Talk about your worries. Tell a friend what you’re worried about. Giving voice to your fears can help you put them in perspective, and other people may offer solutions that might not have occurred to you. Sometimes talking with a friend can do the trick; but if you’re experiencing anxiety that’s disrupting your life, consider finding a licensed professional you can meet with regularly.

Breathe deeply.  When you start to feel stressed, pause and focus on taking slow, deep breaths. Calming your heart rate down can bring your stress levels back down.

Exercise regularly. Exercise releases endorphins, which boosts mood and helps you stay energized and focused.

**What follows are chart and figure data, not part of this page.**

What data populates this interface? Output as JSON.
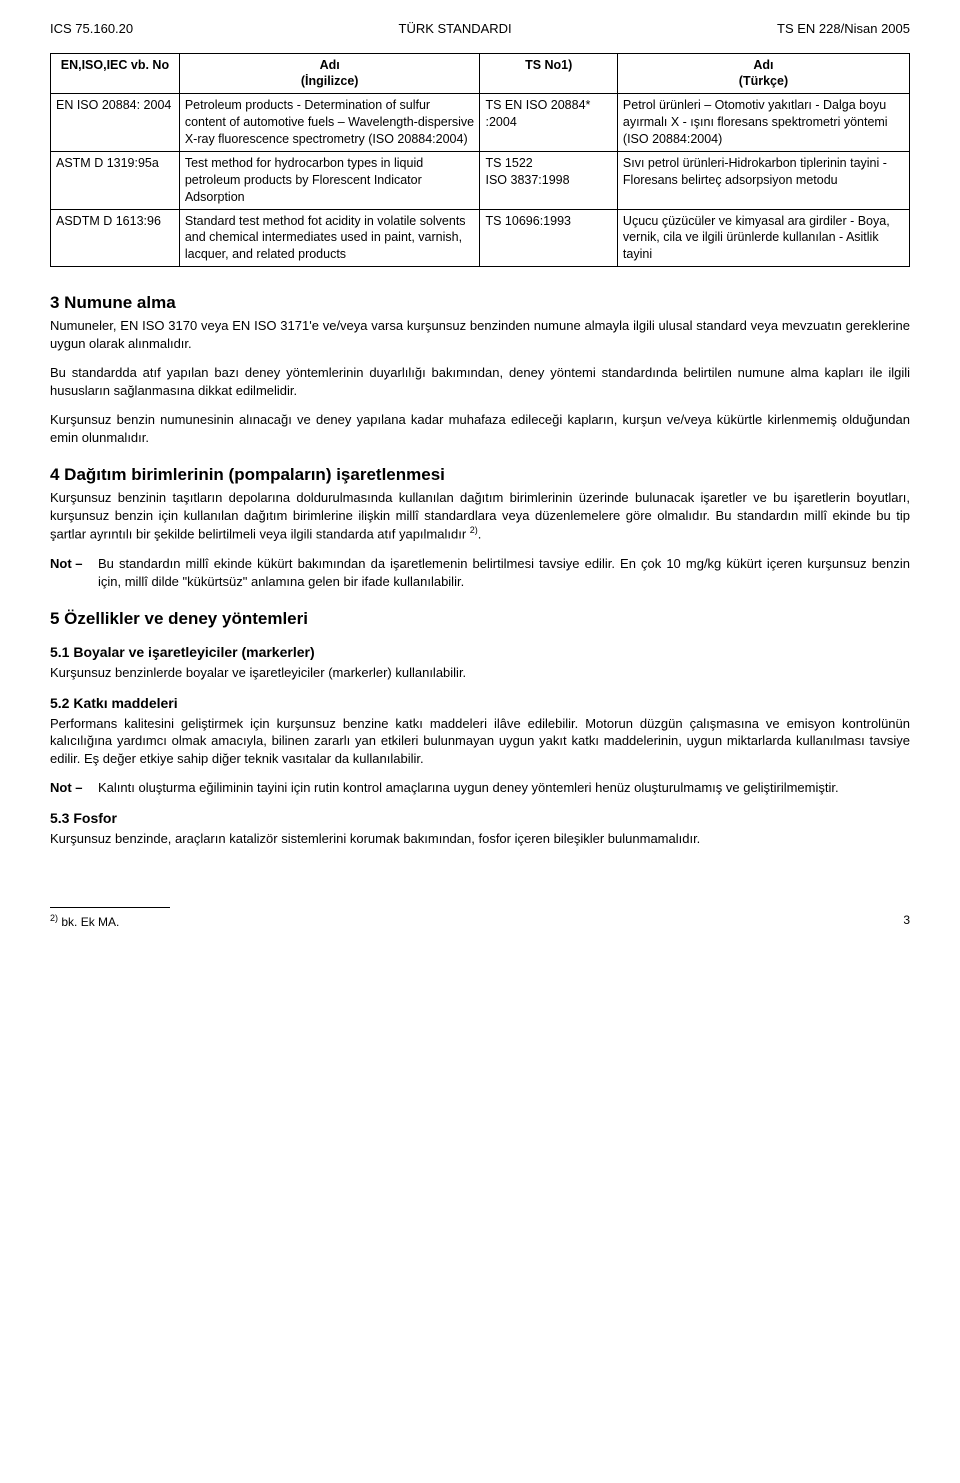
{
  "header": {
    "left": "ICS 75.160.20",
    "center": "TÜRK STANDARDI",
    "right": "TS EN 228/Nisan 2005"
  },
  "table": {
    "head": {
      "c1": "EN,ISO,IEC vb. No",
      "c2": "Adı\n(İngilizce)",
      "c3": "TS No1)",
      "c4": "Adı\n(Türkçe)"
    },
    "rows": [
      {
        "c1": "EN ISO 20884: 2004",
        "c2": "Petroleum products - Determination of sulfur content of automotive fuels – Wavelength-dispersive X-ray fluorescence spectrometry (ISO 20884:2004)",
        "c3": "TS EN ISO 20884* :2004",
        "c4": "Petrol ürünleri – Otomotiv yakıtları - Dalga boyu ayırmalı X - ışını floresans spektrometri yöntemi (ISO 20884:2004)"
      },
      {
        "c1": "ASTM D 1319:95a",
        "c2": "Test method for hydrocarbon types in liquid petroleum products by Florescent Indicator Adsorption",
        "c3": "TS 1522\nISO 3837:1998",
        "c4": "Sıvı petrol ürünleri-Hidrokarbon tiplerinin tayini -Floresans belirteç adsorpsiyon metodu"
      },
      {
        "c1": "ASDTM D 1613:96",
        "c2": "Standard test method fot acidity in volatile solvents and chemical intermediates used in paint, varnish, lacquer, and related products",
        "c3": "TS 10696:1993",
        "c4": "Uçucu çüzücüler ve kimyasal ara girdiler - Boya, vernik, cila ve ilgili ürünlerde kullanılan - Asitlik tayini"
      }
    ]
  },
  "sec3": {
    "title": "3    Numune alma",
    "p1": "Numuneler, EN ISO 3170 veya EN ISO 3171'e ve/veya varsa kurşunsuz benzinden numune almayla ilgili ulusal standard veya mevzuatın gereklerine uygun olarak alınmalıdır.",
    "p2": "Bu standardda atıf yapılan bazı deney yöntemlerinin duyarlılığı bakımından, deney yöntemi standardında belirtilen numune alma kapları ile ilgili hususların sağlanmasına dikkat edilmelidir.",
    "p3": "Kurşunsuz benzin numunesinin alınacağı ve deney yapılana kadar muhafaza edileceği kapların, kurşun ve/veya kükürtle kirlenmemiş olduğundan emin olunmalıdır."
  },
  "sec4": {
    "title": "4    Dağıtım birimlerinin (pompaların) işaretlenmesi",
    "p1a": "Kurşunsuz benzinin taşıtların depolarına doldurulmasında kullanılan dağıtım birimlerinin üzerinde bulunacak işaretler ve bu işaretlerin boyutları, kurşunsuz benzin için kullanılan dağıtım birimlerine ilişkin millî standardlara veya düzenlemelere göre olmalıdır. Bu standardın millî ekinde bu tip şartlar ayrıntılı bir şekilde belirtilmeli veya ilgili standarda atıf yapılmalıdır ",
    "p1sup": "2)",
    "p1b": ".",
    "noteLabel": "Not –",
    "noteText": "Bu standardın millî ekinde kükürt bakımından da işaretlemenin belirtilmesi tavsiye edilir. En çok 10 mg/kg kükürt içeren kurşunsuz benzin için, millî dilde \"kükürtsüz\" anlamına gelen bir ifade kullanılabilir."
  },
  "sec5": {
    "title": "5    Özellikler ve deney yöntemleri",
    "s51title": "5.1  Boyalar ve işaretleyiciler (markerler)",
    "s51p": "Kurşunsuz benzinlerde boyalar ve işaretleyiciler (markerler) kullanılabilir.",
    "s52title": "5.2  Katkı maddeleri",
    "s52p": "Performans kalitesini geliştirmek için kurşunsuz benzine katkı maddeleri ilâve edilebilir. Motorun düzgün çalışmasına ve emisyon kontrolünün kalıcılığına yardımcı olmak amacıyla, bilinen zararlı yan etkileri bulunmayan uygun yakıt katkı maddelerinin, uygun miktarlarda kullanılması tavsiye edilir. Eş değer etkiye sahip diğer teknik vasıtalar da kullanılabilir.",
    "noteLabel": "Not –",
    "noteText": "Kalıntı oluşturma eğiliminin tayini için rutin kontrol amaçlarına uygun deney yöntemleri henüz oluşturulmamış ve geliştirilmemiştir.",
    "s53title": "5.3  Fosfor",
    "s53p": "Kurşunsuz benzinde, araçların katalizör sistemlerini korumak bakımından, fosfor içeren bileşikler bulunmamalıdır."
  },
  "footnote": {
    "sup": "2)",
    "text": " bk. Ek MA."
  },
  "pagenum": "3"
}
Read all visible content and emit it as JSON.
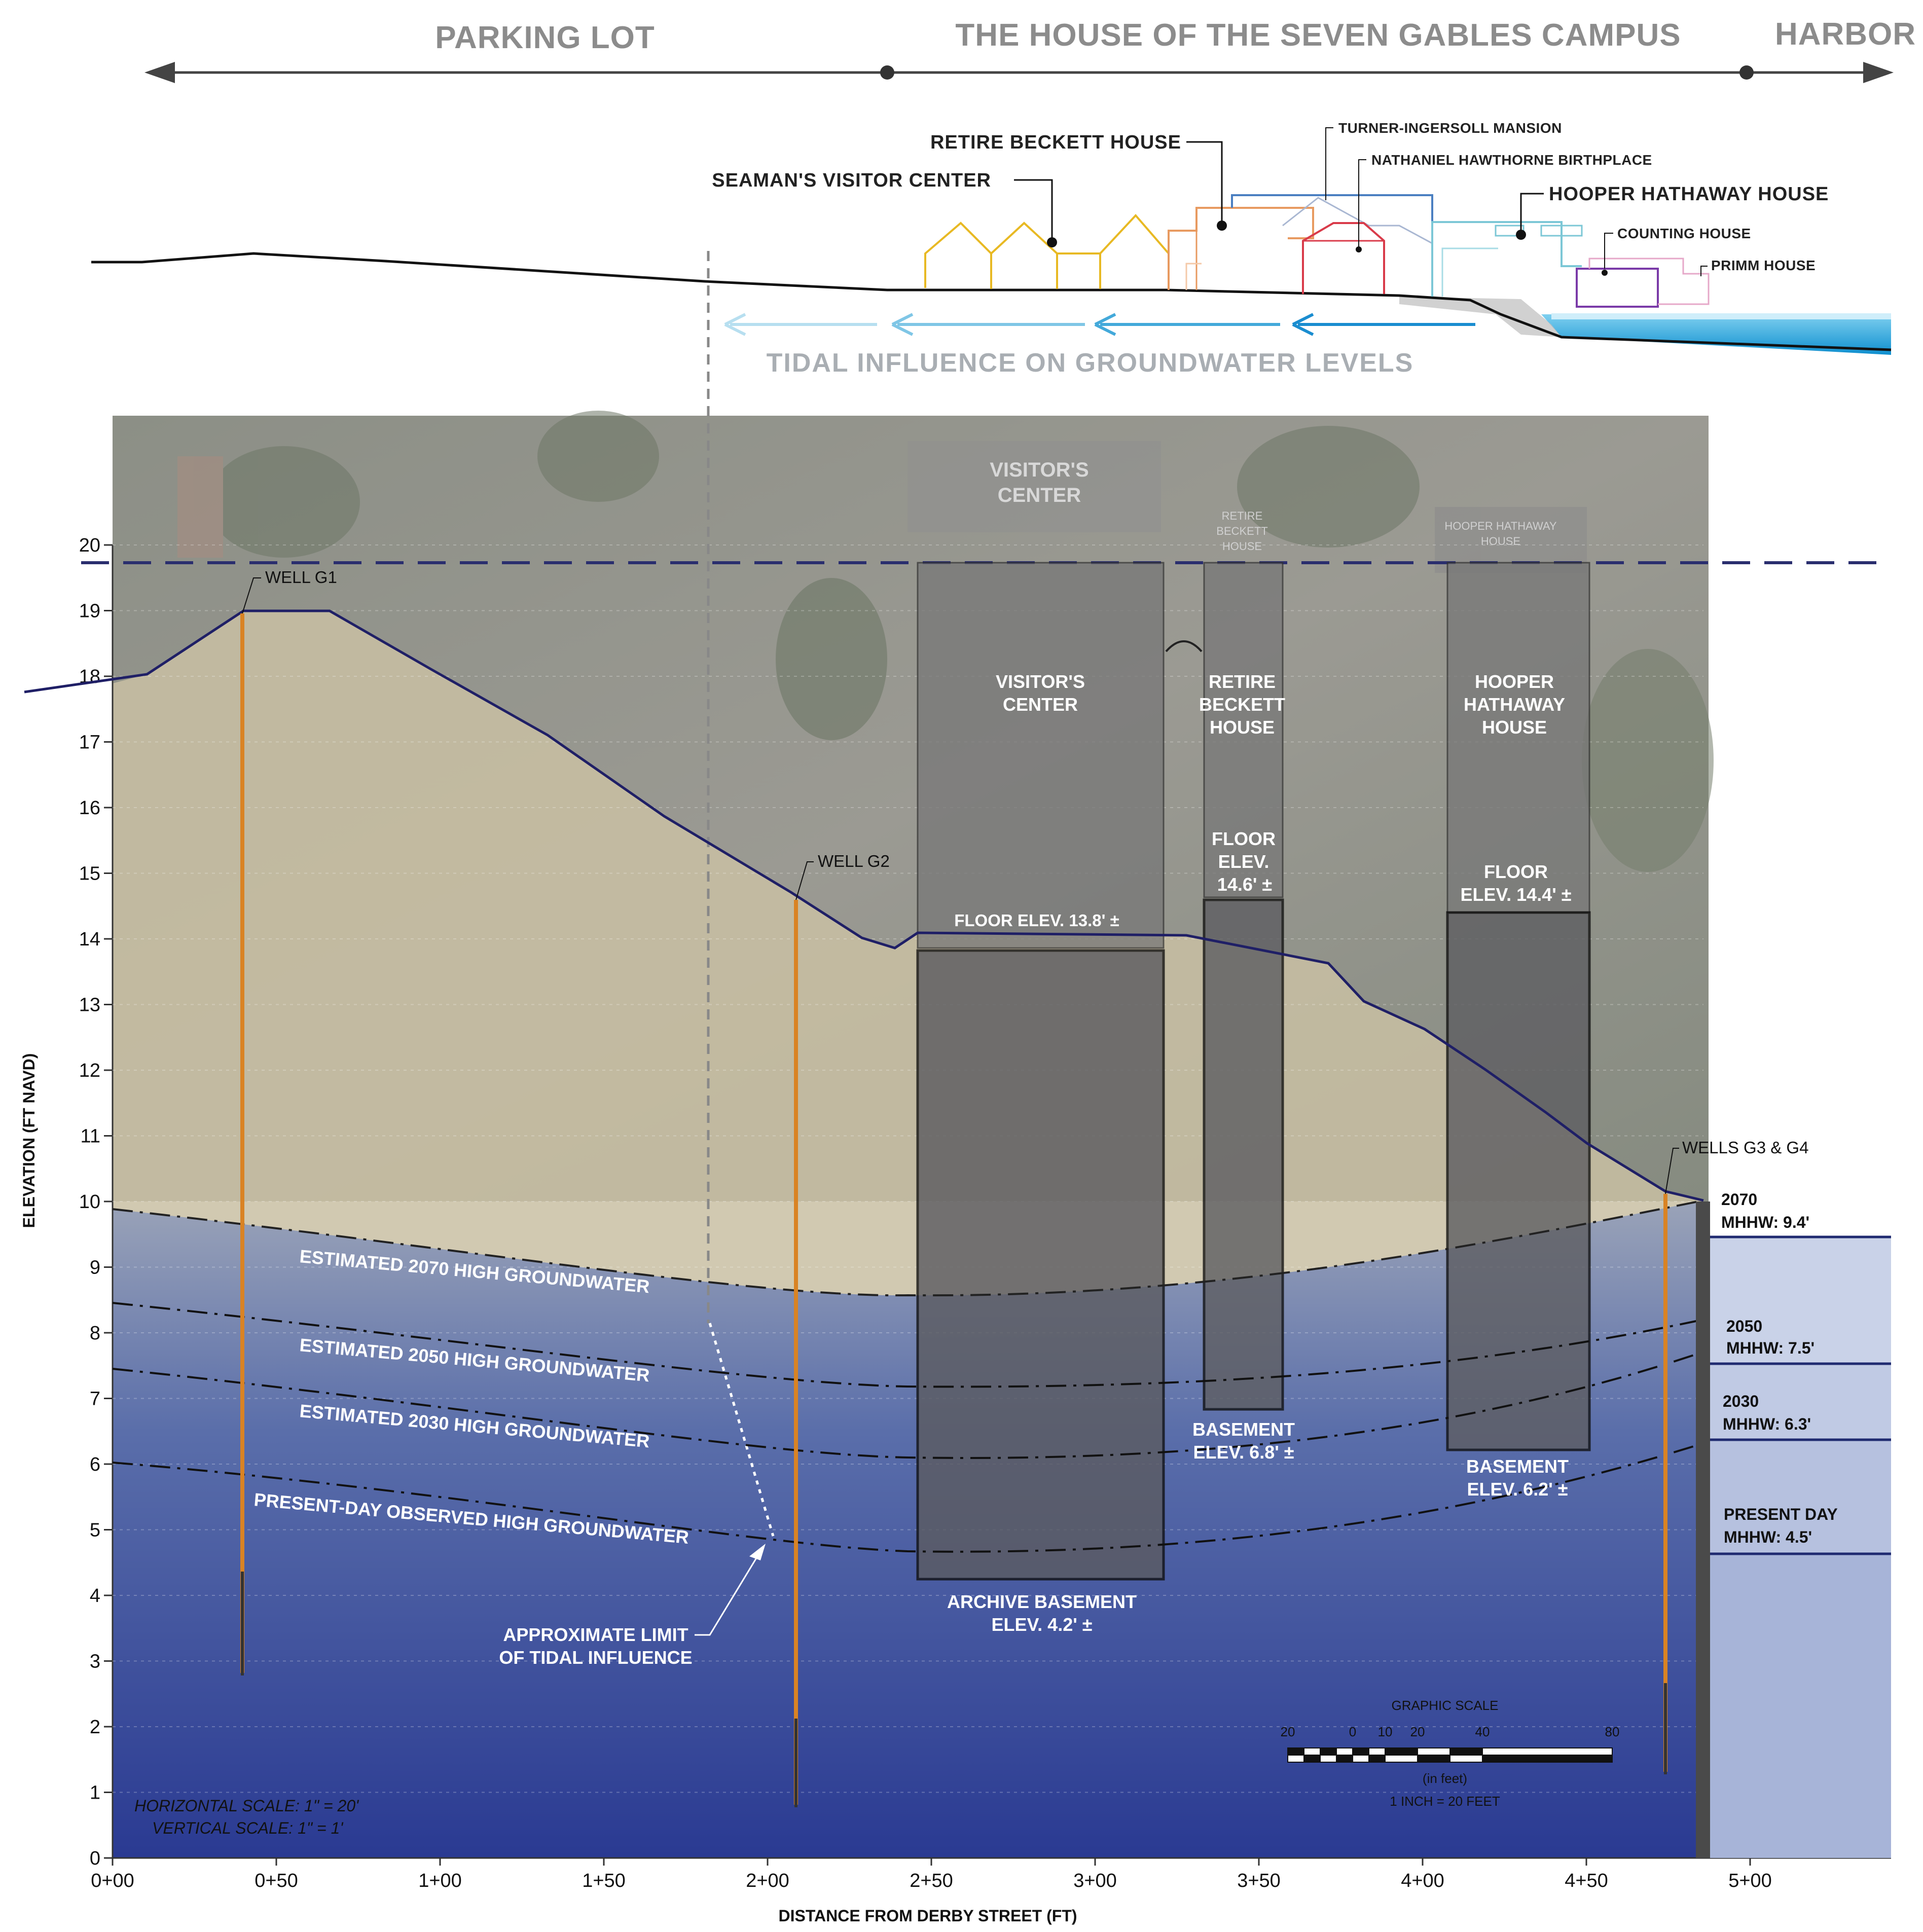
{
  "zones": {
    "parking_lot": "PARKING LOT",
    "campus": "THE HOUSE OF THE SEVEN GABLES CAMPUS",
    "harbor": "HARBOR"
  },
  "elevation_view": {
    "retire_beckett_house": "RETIRE BECKETT HOUSE",
    "turner_ingersoll_mansion": "TURNER-INGERSOLL MANSION",
    "nathaniel_hawthorne_birthplace": "NATHANIEL HAWTHORNE BIRTHPLACE",
    "seamans_visitor_center": "SEAMAN'S VISITOR CENTER",
    "hooper_hathaway_house": "HOOPER HATHAWAY HOUSE",
    "counting_house": "COUNTING HOUSE",
    "primm_house": "PRIMM HOUSE",
    "tidal_influence": "TIDAL INFLUENCE ON GROUNDWATER LEVELS"
  },
  "aerial_labels": {
    "visitors_center_1": "VISITOR'S",
    "visitors_center_2": "CENTER",
    "retire_beckett_1": "RETIRE",
    "retire_beckett_2": "BECKETT",
    "retire_beckett_3": "HOUSE",
    "hooper_hathaway_1": "HOOPER HATHAWAY",
    "hooper_hathaway_2": "HOUSE"
  },
  "axes": {
    "y_title": "ELEVATION (FT NAVD)",
    "x_title": "DISTANCE FROM DERBY STREET (FT)",
    "y_ticks": [
      "0",
      "1",
      "2",
      "3",
      "4",
      "5",
      "6",
      "7",
      "8",
      "9",
      "10",
      "11",
      "12",
      "13",
      "14",
      "15",
      "16",
      "17",
      "18",
      "19",
      "20"
    ],
    "x_ticks": [
      "0+00",
      "0+50",
      "1+00",
      "1+50",
      "2+00",
      "2+50",
      "3+00",
      "3+50",
      "4+00",
      "4+50",
      "5+00"
    ]
  },
  "buildings": {
    "visitors_center": {
      "line1": "VISITOR'S",
      "line2": "CENTER",
      "floor": "FLOOR ELEV. 13.8' ±",
      "basement_1": "ARCHIVE BASEMENT",
      "basement_2": "ELEV. 4.2' ±"
    },
    "retire_beckett": {
      "line1": "RETIRE",
      "line2": "BECKETT",
      "line3": "HOUSE",
      "floor_1": "FLOOR",
      "floor_2": "ELEV.",
      "floor_3": "14.6' ±",
      "basement_1": "BASEMENT",
      "basement_2": "ELEV. 6.8' ±"
    },
    "hooper_hathaway": {
      "line1": "HOOPER",
      "line2": "HATHAWAY",
      "line3": "HOUSE",
      "floor_1": "FLOOR",
      "floor_2": "ELEV. 14.4' ±",
      "basement_1": "BASEMENT",
      "basement_2": "ELEV. 6.2' ±"
    }
  },
  "groundwater": {
    "gw_2070": "ESTIMATED 2070 HIGH GROUNDWATER",
    "gw_2050": "ESTIMATED 2050 HIGH GROUNDWATER",
    "gw_2030": "ESTIMATED 2030 HIGH GROUNDWATER",
    "gw_present": "PRESENT-DAY OBSERVED HIGH GROUNDWATER",
    "tidal_limit_1": "APPROXIMATE LIMIT",
    "tidal_limit_2": "OF TIDAL INFLUENCE"
  },
  "wells": {
    "g1": "WELL G1",
    "g2": "WELL G2",
    "g3g4": "WELLS G3 & G4"
  },
  "mhhw": {
    "y2070_1": "2070",
    "y2070_2": "MHHW: 9.4'",
    "y2050_1": "2050",
    "y2050_2": "MHHW: 7.5'",
    "y2030_1": "2030",
    "y2030_2": "MHHW: 6.3'",
    "present_1": "PRESENT DAY",
    "present_2": "MHHW: 4.5'"
  },
  "scale": {
    "horizontal": "HORIZONTAL SCALE: 1\" = 20'",
    "vertical": "VERTICAL SCALE: 1\" = 1'",
    "graphic_title": "GRAPHIC SCALE",
    "t20": "20",
    "t0": "0",
    "t10": "10",
    "t20b": "20",
    "t40": "40",
    "t80": "80",
    "unit": "(in feet)",
    "ratio": "1 INCH = 20 FEET"
  },
  "colors": {
    "ground_tan": "#c9bfa3",
    "gw_deep_blue": "#2b3f91",
    "profile_navy": "#23235f",
    "basement_gray": "#666666",
    "well_orange": "#d98324",
    "harbor_blue": "#1aa0d8"
  }
}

Eat well. A balanced diet keeps you energized and helps you stay mentally healthy. When your body feels good, it’s also easier to focus on keeping a positive attitude.

Don’t rely on caffeine or alcohol to ease stress. These substances can make you anxious and are common triggers for panic attacks.

Sleep tight. Aim for seven to eight hours of quality sleep each night. Chronic exhaustion can add to stress and worrisome thoughts.